3. Contact your attorney. Practice leadership should ask their attorney to be present during the audit and site visit, says Indest.

4. Get your office in order. After making those calls, visually inspect your office, Indest advises. Are all desks, cabinets, and closets clean? Make sure all certifications and degrees displayed in the office are up to date.

5. Designate one member of your staff to liaise between the auditors, your practice, and your attorney. This person should be present during the audit and stay with auditors as they tour your office.

6. Ask for ID. When auditors show up at your door, make sure they present their IDs and letter of intent. Make a copy of their IDs and escort them to a private room. “Don’t let them wander around your office because they’ll talk to anyone,” said Watkins.

7. Make copies for your files. Whenever auditors ask you for a copy of a document, make two copies and keep one for yourself.

When Auditors Leave

If auditors find an issue with your practice, you’ll need to develop a Corrective Action Plan.

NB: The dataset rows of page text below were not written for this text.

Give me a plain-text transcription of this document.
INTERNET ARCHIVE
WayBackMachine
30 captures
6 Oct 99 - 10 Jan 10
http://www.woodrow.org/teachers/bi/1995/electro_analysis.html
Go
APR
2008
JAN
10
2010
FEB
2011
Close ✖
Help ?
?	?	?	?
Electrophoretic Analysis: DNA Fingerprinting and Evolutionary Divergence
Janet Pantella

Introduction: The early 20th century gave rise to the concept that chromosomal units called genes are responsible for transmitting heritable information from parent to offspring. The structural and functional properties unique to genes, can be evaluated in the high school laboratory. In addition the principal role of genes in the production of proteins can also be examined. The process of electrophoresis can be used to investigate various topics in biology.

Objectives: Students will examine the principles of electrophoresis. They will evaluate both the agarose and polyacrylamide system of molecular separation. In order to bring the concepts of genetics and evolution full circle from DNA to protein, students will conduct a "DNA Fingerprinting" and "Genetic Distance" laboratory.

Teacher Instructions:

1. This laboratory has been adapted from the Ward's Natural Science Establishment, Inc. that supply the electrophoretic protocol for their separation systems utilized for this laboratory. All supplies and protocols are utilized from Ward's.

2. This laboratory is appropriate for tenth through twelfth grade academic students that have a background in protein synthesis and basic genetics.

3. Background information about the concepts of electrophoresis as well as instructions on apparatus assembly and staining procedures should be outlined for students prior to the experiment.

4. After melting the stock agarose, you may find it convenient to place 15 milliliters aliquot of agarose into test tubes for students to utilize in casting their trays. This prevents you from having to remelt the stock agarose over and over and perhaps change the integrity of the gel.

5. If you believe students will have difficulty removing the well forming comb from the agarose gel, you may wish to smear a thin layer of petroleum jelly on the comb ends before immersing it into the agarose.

The compliance team should conduct a root cause analysis of the issue, develop an action plan, and engage all staff members in implementing it. “Nothing drives behavior like data,” said Watkins. When trying to get staff to change the way they perform a process, show them data that proves why the change is necessary.

Just doing their job: Even though audits are anxiety-producing, Watkins offers practices some comfort: “You’re never going to have a 100 percent clean audit. Auditors are hired to find something wrong.”